+ hung_task-allow-printing-warnings-every-check-interval.patch added to -mm tree

akpm@xxxxxxxxxxxxxxxxxxxx · Wed, 24 Jul 2019 17:03:26 -0700

The patch titled
     Subject: hung_task: allow printing warnings every check interval
has been added to the -mm tree.  Its filename is
     hung_task-allow-printing-warnings-every-check-interval.patch

This patch should soon appear at
    http://ozlabs.org/~akpm/mmots/broken-out/hung_task-allow-printing-warnings-every-check-interval.patch
and later at
    http://ozlabs.org/~akpm/mmotm/broken-out/hung_task-allow-printing-warnings-every-check-interval.patch

Before you just go and hit "reply", please:
   a) Consider who else should be cc'ed
   b) Prefer to cc a suitable mailing list as well
   c) Ideally: find the original patch on the mailing list and do a
      reply-to-all to that, adding suitable additional cc's

*** Remember to use Documentation/process/submit-checklist.rst when testing your code ***

The -mm tree is included into linux-next and is updated
there every 3-4 working days

------------------------------------------------------
From: Dmitry Safonov <dima@xxxxxxxxxx>
Subject: hung_task: allow printing warnings every check interval

Hung task detector has one timeout and has two associated actions on it:

- issuing warnings with names and stacks of blocked tasks
- panic()

We want switches to panic (and reboot) if there's a task in
uninterruptible sleep for some minutes - at that moment something ugly has
happened and the box needs a reboot.  But we also want to detect
conditions that are "out of range" or approaching the point of failure. 
Under such conditions we want to issue an "early warning" of an impending
failure, minutes before the switch is going to panic.

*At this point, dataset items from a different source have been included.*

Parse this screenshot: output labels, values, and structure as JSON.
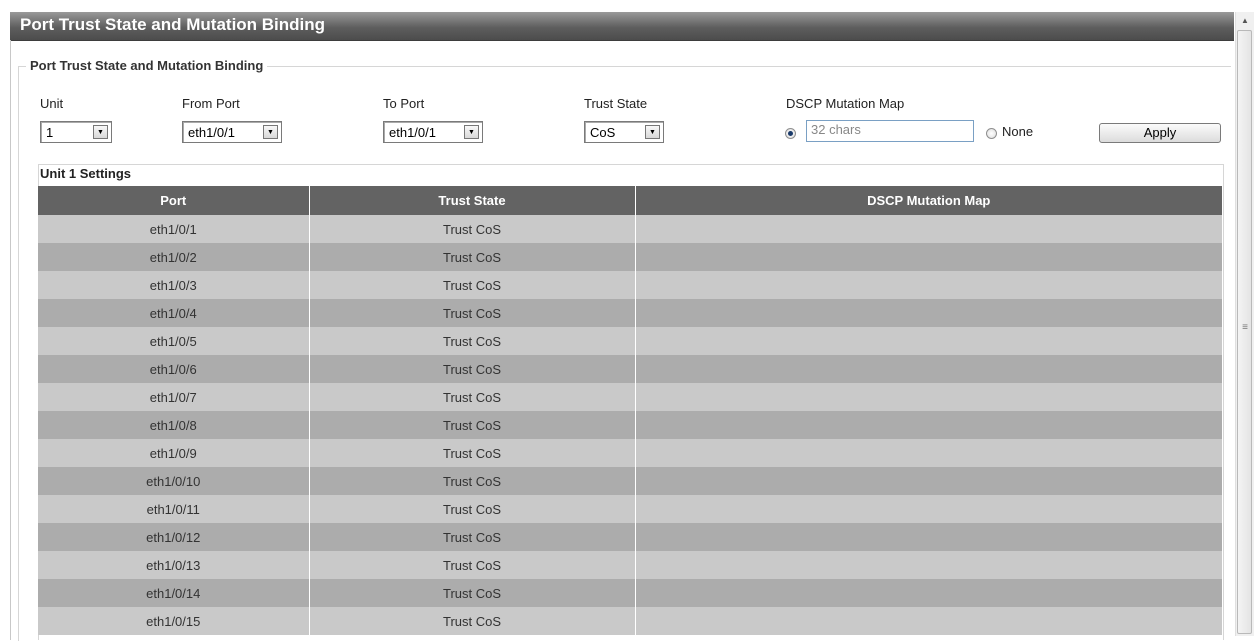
{
  "page": {
    "title": "Port Trust State and Mutation Binding"
  },
  "form": {
    "legend": "Port Trust State and Mutation Binding",
    "unit_label": "Unit",
    "unit_value": "1",
    "from_port_label": "From Port",
    "from_port_value": "eth1/0/1",
    "to_port_label": "To Port",
    "to_port_value": "eth1/0/1",
    "trust_state_label": "Trust State",
    "trust_state_value": "CoS",
    "dscp_label": "DSCP Mutation Map",
    "dscp_placeholder": "32 chars",
    "none_label": "None",
    "apply_label": "Apply"
  },
  "settings": {
    "title": "Unit 1 Settings",
    "columns": [
      "Port",
      "Trust State",
      "DSCP Mutation Map"
    ],
    "rows": [
      {
        "port": "eth1/0/1",
        "trust_state": "Trust CoS",
        "dscp_map": ""
      },
      {
        "port": "eth1/0/2",
        "trust_state": "Trust CoS",
        "dscp_map": ""
      },
      {
        "port": "eth1/0/3",
        "trust_state": "Trust CoS",
        "dscp_map": ""
      },
      {
        "port": "eth1/0/4",
        "trust_state": "Trust CoS",
        "dscp_map": ""
      },
      {
        "port": "eth1/0/5",
        "trust_state": "Trust CoS",
        "dscp_map": ""
      },
      {
        "port": "eth1/0/6",
        "trust_state": "Trust CoS",
        "dscp_map": ""
      },
      {
        "port": "eth1/0/7",
        "trust_state": "Trust CoS",
        "dscp_map": ""
      },
      {
        "port": "eth1/0/8",
        "trust_state": "Trust CoS",
        "dscp_map": ""
      },
      {
        "port": "eth1/0/9",
        "trust_state": "Trust CoS",
        "dscp_map": ""
      },
      {
        "port": "eth1/0/10",
        "trust_state": "Trust CoS",
        "dscp_map": ""
      },
      {
        "port": "eth1/0/11",
        "trust_state": "Trust CoS",
        "dscp_map": ""
      },
      {
        "port": "eth1/0/12",
        "trust_state": "Trust CoS",
        "dscp_map": ""
      },
      {
        "port": "eth1/0/13",
        "trust_state": "Trust CoS",
        "dscp_map": ""
      },
      {
        "port": "eth1/0/14",
        "trust_state": "Trust CoS",
        "dscp_map": ""
      },
      {
        "port": "eth1/0/15",
        "trust_state": "Trust CoS",
        "dscp_map": ""
      }
    ]
  },
  "icons": {
    "dropdown": "chevron-down-icon",
    "scroll_up": "arrow-up-icon",
    "scroll_grip": "grip-icon"
  },
  "colors": {
    "title_bar": "#5e5e5e",
    "header_row": "#636363",
    "row_light": "#c9c9c9",
    "row_dark": "#acacac"
  }
}
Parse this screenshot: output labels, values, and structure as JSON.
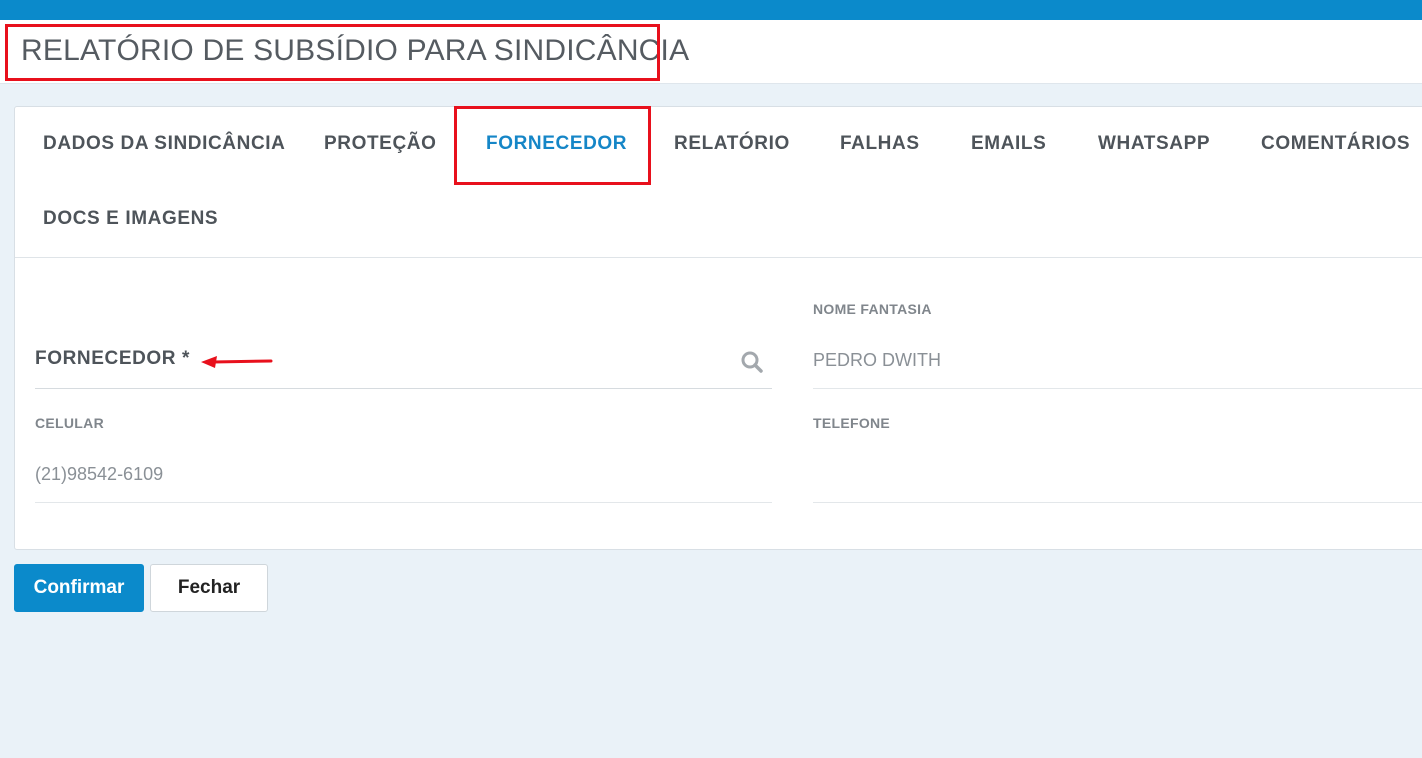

Those "early warnings" serve a purpose while monitoring the network
infrastructure.  Those are also valuable on post-mortem analysis, when the
logs from userspace applications aren't enough.  Furthermore, we have a
test pool of long-running duts that are constantly under close to
real-world load for weeks.  And such early warnings allowed to figure out
some bottle necks without much engineer work intervention.

There are also not yet upstream patches for other kinds of "early
warnings" as prints whenever a mutex/semaphore is released after being
held for long time, but those patches are much more intricate and have
their runtime cost.

It seems rather easy to add printing tasks and their stacks for
notification and debugging purposes into hung task detector without
complicating the code or major cost (prints are with KERN_INFO loglevel
and so don't go on console, only into dmesg log).

Since a2e514453861 ("kernel/hung_task.c: allow to set checking interval
separately from timeout") it's possible to set checking interval for hung
task detector with `hung_task_check_interval_secs`.

Provide `hung_task_interval_warnings` sysctl that allows printing hung
tasks every detection interval.  It's not ratelimited, so the root should
be cautious configuring it.

Link: http://lkml.kernel.org/r/20190724170249.9644-1-dima@xxxxxxxxxx
Signed-off-by: Dmitry Safonov <dima@xxxxxxxxxx>
Cc: Dmitry Vyukov <dvyukov@xxxxxxxxxx>
Cc: Ingo Molnar <mingo@xxxxxxxxxx>
Cc: Jonathan Corbet <corbet@xxxxxxx>
Cc: Tetsuo Handa <penguin-kernel@xxxxxxxxxxxxxxxxxxx>
Cc: Thomas Gleixner <tglx@xxxxxxxxxxxxx>
Cc: "Peter Zijlstra (Intel)" <peterz@xxxxxxxxxxxxx>
Cc: Vasiliy Khoruzhick <vasilykh@xxxxxxxxxx>
Signed-off-by: Andrew Morton <akpm@xxxxxxxxxxxxxxxxxxxx>
---

 Documentation/admin-guide/sysctl/kernel.rst |   20 ++++++-
 include/linux/sched/sysctl.h                |    1 
 kernel/hung_task.c                          |   50 ++++++++++++------
 kernel/sysctl.c                             |    8 ++
 4 files changed, 62 insertions(+), 17 deletions(-)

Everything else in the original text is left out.